Abstract

Equine pluripotent stem cells have been derived from the inner cell mass of blastocyst stage embryos (embryonic stem cells, ESCs) and from the reprogramming of adult cells into a pluripotent state (induced pluripotent stem cells, iPSCs).

ESCs differentiate into tenocytes in vivo following their injection into an injured horse tendon and in vitro in response to transforming growth factor beta 3 (TGFβ3) and/or 3D culture in an anchored collagen matrix.

Here we demonstrate that while equine iPSCs express tendon-associated genes and proteins following TGF -β3 exposure in 2D culture, they cannot remodel a 3D collagen matrix to generate “artificial tendons”. This demonstrates the utility of the 3D in vitro tendon assay for measuring functional tendon differentiation and the need for more detailed studies to be performed to determine if epigenetic differences exist between equine iPSCs and ESCs.

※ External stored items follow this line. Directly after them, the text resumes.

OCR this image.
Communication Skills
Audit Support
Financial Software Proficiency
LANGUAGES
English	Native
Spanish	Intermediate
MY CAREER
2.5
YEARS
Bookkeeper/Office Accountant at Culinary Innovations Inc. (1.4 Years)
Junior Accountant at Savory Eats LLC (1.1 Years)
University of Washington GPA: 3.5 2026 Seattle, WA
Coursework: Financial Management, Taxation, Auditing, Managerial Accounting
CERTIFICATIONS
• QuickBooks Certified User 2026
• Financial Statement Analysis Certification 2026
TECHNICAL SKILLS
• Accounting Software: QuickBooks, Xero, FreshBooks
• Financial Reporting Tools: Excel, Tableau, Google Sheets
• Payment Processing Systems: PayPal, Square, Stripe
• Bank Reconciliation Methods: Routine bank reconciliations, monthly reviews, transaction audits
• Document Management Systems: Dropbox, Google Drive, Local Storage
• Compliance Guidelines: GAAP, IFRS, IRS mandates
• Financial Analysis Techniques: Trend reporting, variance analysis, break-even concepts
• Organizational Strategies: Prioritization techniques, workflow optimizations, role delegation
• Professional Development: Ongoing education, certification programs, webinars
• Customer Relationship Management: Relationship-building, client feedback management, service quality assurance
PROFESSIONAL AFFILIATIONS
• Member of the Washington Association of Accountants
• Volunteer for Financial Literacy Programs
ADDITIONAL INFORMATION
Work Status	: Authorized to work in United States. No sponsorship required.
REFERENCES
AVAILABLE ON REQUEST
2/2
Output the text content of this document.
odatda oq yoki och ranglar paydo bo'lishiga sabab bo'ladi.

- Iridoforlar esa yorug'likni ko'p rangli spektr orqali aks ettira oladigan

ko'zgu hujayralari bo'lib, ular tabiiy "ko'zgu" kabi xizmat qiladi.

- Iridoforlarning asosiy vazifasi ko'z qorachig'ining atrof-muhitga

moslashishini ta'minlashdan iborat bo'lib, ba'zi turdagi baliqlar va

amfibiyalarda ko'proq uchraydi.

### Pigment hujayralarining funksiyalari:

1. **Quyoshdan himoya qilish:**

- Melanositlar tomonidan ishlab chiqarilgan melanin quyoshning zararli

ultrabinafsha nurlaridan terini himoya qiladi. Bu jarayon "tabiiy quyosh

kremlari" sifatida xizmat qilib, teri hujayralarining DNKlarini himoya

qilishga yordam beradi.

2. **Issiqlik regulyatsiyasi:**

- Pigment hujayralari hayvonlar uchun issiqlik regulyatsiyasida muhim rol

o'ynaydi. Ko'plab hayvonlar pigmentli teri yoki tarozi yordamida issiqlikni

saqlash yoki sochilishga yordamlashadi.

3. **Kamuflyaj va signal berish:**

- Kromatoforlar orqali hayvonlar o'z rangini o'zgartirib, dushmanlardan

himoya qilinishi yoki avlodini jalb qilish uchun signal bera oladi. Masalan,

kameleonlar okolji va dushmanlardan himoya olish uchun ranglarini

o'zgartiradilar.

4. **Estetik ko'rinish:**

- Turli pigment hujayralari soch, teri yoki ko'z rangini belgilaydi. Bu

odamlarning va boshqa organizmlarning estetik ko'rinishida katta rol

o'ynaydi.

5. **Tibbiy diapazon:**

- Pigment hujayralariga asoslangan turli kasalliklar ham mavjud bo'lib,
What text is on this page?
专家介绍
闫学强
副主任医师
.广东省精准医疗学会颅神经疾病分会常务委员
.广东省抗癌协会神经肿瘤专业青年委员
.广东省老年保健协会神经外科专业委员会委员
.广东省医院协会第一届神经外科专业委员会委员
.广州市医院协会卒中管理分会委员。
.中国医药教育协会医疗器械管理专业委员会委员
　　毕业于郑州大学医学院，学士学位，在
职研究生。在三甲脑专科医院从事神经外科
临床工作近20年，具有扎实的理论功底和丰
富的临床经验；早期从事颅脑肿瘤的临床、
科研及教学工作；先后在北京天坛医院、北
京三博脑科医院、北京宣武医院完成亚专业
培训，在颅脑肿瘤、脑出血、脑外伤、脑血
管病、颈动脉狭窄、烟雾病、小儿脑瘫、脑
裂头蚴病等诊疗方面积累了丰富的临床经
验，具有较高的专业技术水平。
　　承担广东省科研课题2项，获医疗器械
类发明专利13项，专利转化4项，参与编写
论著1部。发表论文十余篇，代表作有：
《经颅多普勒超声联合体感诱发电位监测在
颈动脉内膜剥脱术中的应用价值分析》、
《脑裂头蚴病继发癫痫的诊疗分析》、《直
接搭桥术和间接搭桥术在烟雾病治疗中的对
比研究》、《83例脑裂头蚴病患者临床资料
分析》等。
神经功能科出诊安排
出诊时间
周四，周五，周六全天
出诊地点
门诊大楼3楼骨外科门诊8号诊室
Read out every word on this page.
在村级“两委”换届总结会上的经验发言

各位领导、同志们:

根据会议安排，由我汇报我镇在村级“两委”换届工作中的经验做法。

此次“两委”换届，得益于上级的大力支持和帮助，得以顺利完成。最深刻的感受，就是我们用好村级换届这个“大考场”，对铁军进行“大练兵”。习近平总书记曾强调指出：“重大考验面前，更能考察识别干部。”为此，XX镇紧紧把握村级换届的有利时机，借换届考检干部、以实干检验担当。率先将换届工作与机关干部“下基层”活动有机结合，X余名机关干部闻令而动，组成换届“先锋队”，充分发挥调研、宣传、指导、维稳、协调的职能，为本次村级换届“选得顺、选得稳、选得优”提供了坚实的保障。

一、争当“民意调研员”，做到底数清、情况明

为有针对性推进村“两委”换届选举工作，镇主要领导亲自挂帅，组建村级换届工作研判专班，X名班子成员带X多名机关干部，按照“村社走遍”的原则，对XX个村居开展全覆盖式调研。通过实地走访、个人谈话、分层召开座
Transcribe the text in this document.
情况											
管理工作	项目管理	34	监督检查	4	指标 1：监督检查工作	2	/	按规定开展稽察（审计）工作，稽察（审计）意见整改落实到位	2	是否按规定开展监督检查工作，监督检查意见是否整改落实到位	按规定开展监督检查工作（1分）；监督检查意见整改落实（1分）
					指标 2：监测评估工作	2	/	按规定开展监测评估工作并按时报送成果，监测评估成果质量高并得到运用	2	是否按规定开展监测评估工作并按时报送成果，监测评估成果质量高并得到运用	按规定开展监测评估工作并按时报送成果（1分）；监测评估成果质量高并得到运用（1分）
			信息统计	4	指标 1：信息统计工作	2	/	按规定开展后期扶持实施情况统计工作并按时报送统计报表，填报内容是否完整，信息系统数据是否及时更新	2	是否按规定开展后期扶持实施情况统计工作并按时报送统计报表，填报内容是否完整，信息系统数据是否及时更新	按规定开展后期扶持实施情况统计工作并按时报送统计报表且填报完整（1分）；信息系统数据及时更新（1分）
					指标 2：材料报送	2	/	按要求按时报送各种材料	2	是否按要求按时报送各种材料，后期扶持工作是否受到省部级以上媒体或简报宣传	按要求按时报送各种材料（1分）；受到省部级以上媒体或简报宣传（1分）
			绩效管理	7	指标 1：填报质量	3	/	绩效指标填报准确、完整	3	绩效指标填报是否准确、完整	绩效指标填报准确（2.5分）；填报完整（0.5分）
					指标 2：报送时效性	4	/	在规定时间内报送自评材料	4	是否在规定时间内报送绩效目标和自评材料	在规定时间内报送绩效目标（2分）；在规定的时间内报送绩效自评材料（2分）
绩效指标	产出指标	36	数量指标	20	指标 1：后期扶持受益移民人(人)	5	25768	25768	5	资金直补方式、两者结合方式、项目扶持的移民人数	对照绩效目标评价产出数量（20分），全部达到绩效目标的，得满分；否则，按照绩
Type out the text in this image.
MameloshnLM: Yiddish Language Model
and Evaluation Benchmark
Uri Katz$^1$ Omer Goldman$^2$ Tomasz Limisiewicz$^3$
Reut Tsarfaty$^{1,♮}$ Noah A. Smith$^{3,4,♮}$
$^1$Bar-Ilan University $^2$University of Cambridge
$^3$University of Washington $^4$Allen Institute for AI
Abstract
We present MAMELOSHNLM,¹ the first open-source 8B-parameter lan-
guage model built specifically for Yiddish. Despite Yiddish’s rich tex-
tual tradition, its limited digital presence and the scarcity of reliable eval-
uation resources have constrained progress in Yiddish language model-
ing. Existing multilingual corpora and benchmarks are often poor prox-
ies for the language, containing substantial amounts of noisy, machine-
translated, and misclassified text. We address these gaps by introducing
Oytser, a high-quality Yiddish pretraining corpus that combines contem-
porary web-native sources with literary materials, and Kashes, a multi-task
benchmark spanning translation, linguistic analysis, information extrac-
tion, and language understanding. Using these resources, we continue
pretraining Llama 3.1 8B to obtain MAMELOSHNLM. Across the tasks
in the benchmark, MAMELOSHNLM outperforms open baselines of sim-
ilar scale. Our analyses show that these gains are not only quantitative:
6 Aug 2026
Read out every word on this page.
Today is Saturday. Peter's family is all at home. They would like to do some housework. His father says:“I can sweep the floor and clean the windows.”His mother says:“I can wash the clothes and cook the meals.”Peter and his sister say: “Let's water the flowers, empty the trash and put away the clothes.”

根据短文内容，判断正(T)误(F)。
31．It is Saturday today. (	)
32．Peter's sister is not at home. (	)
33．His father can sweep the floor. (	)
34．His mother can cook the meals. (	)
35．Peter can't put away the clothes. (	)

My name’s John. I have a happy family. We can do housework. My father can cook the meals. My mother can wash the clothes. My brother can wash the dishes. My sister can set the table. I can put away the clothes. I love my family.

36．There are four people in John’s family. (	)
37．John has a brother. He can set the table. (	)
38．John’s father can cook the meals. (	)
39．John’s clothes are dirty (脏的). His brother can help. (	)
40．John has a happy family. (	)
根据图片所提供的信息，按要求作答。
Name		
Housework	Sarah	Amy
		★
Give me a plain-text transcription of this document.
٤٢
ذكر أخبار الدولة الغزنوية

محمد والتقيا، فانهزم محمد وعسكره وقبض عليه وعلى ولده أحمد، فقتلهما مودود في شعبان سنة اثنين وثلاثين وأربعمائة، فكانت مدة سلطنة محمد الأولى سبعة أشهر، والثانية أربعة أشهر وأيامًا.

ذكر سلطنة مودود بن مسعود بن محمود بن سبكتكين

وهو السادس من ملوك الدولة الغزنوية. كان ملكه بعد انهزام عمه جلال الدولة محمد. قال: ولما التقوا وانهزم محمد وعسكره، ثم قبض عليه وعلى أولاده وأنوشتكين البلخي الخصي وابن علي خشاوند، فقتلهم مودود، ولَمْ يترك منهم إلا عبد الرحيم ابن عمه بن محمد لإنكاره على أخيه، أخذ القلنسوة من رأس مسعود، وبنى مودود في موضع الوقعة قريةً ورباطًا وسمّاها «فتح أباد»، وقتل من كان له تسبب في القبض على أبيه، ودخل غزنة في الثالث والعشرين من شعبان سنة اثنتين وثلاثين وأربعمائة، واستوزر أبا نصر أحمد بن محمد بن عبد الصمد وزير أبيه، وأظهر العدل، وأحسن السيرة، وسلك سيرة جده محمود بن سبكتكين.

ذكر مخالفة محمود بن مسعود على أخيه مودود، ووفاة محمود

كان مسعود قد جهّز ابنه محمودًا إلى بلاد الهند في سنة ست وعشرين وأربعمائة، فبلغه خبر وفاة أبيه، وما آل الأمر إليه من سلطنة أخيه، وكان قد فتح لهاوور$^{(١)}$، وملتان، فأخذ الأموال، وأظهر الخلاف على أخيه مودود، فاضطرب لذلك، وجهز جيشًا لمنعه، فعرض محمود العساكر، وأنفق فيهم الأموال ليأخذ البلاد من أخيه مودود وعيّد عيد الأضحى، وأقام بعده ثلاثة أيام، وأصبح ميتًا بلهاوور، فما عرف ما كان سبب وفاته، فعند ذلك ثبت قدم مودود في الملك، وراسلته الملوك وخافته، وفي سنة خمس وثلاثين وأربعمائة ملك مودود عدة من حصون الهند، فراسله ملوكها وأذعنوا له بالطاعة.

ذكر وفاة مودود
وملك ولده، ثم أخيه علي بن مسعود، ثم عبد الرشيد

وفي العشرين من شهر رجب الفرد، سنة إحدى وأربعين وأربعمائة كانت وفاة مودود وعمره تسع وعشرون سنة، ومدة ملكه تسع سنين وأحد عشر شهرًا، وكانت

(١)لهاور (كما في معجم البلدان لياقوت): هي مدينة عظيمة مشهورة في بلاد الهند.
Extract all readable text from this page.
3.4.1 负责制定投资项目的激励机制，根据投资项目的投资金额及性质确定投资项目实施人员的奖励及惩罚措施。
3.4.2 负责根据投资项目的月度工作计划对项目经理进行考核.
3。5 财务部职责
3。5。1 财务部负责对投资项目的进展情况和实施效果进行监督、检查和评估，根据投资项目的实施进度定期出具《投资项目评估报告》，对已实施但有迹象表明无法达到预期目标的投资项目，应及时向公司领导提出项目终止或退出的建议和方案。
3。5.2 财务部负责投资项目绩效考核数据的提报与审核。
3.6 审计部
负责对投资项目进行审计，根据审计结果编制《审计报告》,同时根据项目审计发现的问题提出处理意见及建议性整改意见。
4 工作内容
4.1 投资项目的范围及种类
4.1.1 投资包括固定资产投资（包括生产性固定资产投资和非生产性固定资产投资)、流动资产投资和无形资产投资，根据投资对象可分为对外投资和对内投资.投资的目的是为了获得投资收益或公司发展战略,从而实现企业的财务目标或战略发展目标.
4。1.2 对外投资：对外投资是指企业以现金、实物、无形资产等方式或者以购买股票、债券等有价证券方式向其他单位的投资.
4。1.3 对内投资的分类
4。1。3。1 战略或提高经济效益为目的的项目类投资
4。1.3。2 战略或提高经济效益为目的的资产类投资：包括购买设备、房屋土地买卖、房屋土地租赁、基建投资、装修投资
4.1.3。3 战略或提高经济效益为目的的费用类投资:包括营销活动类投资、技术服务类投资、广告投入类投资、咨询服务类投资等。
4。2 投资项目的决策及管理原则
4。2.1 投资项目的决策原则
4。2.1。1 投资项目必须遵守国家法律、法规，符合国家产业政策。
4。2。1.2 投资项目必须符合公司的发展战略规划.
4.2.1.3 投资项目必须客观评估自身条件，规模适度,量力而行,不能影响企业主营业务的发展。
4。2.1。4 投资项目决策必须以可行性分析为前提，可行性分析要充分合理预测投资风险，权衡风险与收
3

To ensure the safety of pluripotent stem cells in the clinic the mechanisms controlling their differentiation must be understood. We have demonstrated that the transcription factor scleraxis is required for tendon differentiation by equine ESCs, as the overexpression of a short hairpin RNA (shRNA) to scleraxis leads to a failure to generate artificial tendons in 3D culture. Scleraxis is also required for the generation of artificial tendons by fetal tenocytes and its knockdown using shRNA results in a significant reduction in the expression of COL1A1 , COMP and SOX9 . These effects can subsequently be rescued through scleraxis overexpression. In contrast, adult tenocytes expressing a shRNA to scleraxis demonstrated no changes in the expression levels of the genes measured and the cells continued to generate artificial tendons as normal in 3D culture.

A further safety consideration is in understanding the immune properties of pluripotent stem cells and their differentiated derivatives. We have demonstrated that allogeneic ESCs do not produce a detectable immune response following their injection into the injured tendon in a small scale in vivo study. Furthermore, undifferentiated ESCs and spontaneously differentiated ESCs do not stimulate the proliferation of co-cultured allogeneic peripheral blood mononuclear cells in vitro. However, more detailed studies on the immune properties of ESC -derived tendon cells and the effect of an inflammatory environment are required.